BOSTON (CBS) — The National Cancer Institute is calling for more American children to be vaccinated against the human papillomavirus, most commonly referred to as HPV.
While the vaccine is safe and can actually prevent cancer, many kids aren’t receiving it.
Emily Ocasio of Boston, a mother of six, was diagnosed with HPV 12 years ago.
“I had pain, surgeries and doctors telling me I have cancerous cells,” she says. “That’s scary to hear.”
In addition to genital warts, HPV causes nearly all cervical cancers in women. This can lead to other genital, head, and neck cancers in both genders.
“Nobody wants cancer,” says Dr. Mary Brown, a pediatrician at Floating Hospital for Children at Tufts Medical Center in Boston.
She routinely gives the HPV vaccine to her patients.

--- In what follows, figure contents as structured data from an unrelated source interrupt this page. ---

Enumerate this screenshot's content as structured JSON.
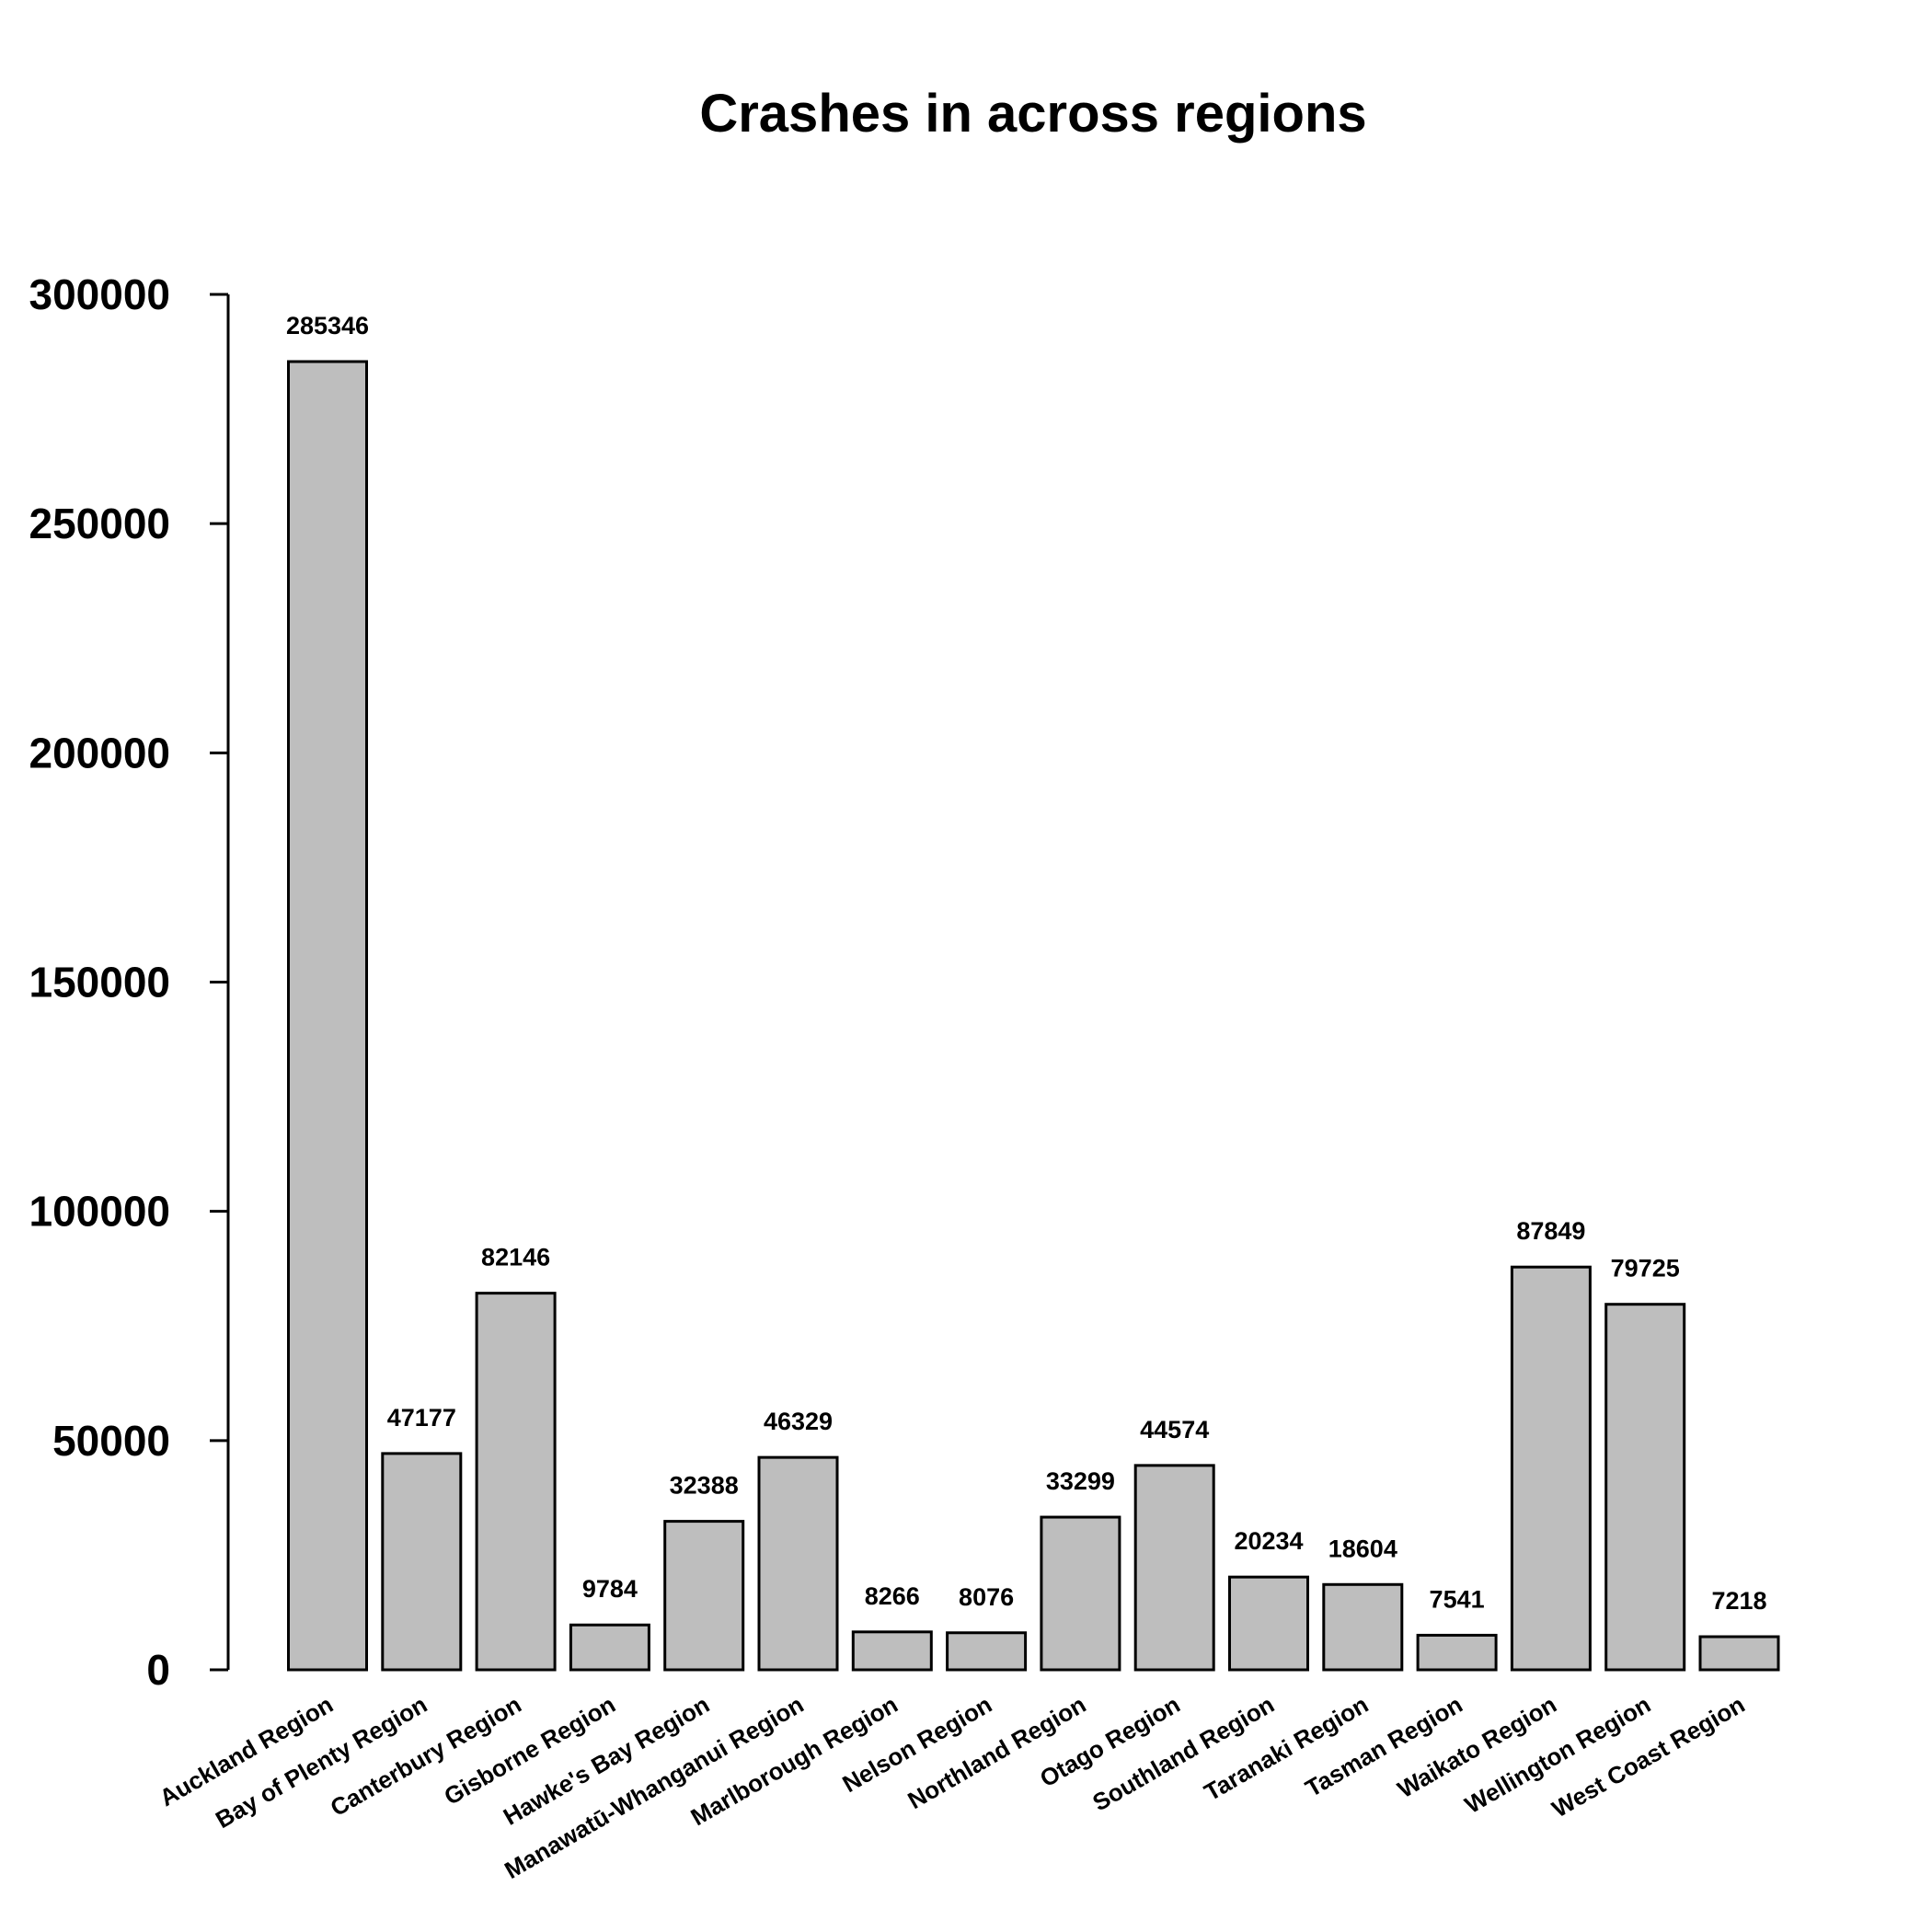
{
  "chart_data": {
    "type": "bar",
    "title": "Crashes in across regions",
    "xlabel": "",
    "ylabel": "",
    "categories": [
      "Auckland Region",
      "Bay of Plenty Region",
      "Canterbury Region",
      "Gisborne Region",
      "Hawke's Bay Region",
      "Manawatū-Whanganui Region",
      "Marlborough Region",
      "Nelson Region",
      "Northland Region",
      "Otago Region",
      "Southland Region",
      "Taranaki Region",
      "Tasman Region",
      "Waikato Region",
      "Wellington Region",
      "West Coast Region"
    ],
    "values": [
      285346,
      47177,
      82146,
      9784,
      32388,
      46329,
      8266,
      8076,
      33299,
      44574,
      20234,
      18604,
      7541,
      87849,
      79725,
      7218
    ],
    "ylim": [
      0,
      300000
    ],
    "yticks": [
      0,
      50000,
      100000,
      150000,
      200000,
      250000,
      300000
    ],
    "grid": false,
    "bar_color": "#bebebe",
    "data_labels": true
  }
}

“I don’t even usually recommend it,” she says. “It’s part of the routine vaccine schedule.”
The vaccine is recommended for all children, beginning as early as age 9. It is given as a series of three shots.
However, only 40 percent of girls and 21 percent of boys are actually receiving those shots. Does that fall short of the 80 percent goal set by the U.S. Department of Health and Human Services?
In a recent survey, many pediatricians admitted they don’t strongly recommend the vaccine for their patients, in part because they worry parents will refuse it.
Some parents believe that because HPV is sexually transmitted, vaccinating their kids could send the message that it’s OK to have sex.
“It’s something parents worry about,” Brown says, “But part of the whole goal of vaccination is to prevent, so if these kids are protected before they become sexually active, then it is more likely to prevent the HPV infection and hopefully then prevent the cancers.”
Ocasio, who just had her 11-year old daughter vaccinated, agrees.
“I don’t think that getting my daughter vaccinated means that I’m telling her that’s it’s OK to be active,” she says. “I’m giving her a chance that when she grows up she doesn’t have to have any complications the same way that I did.”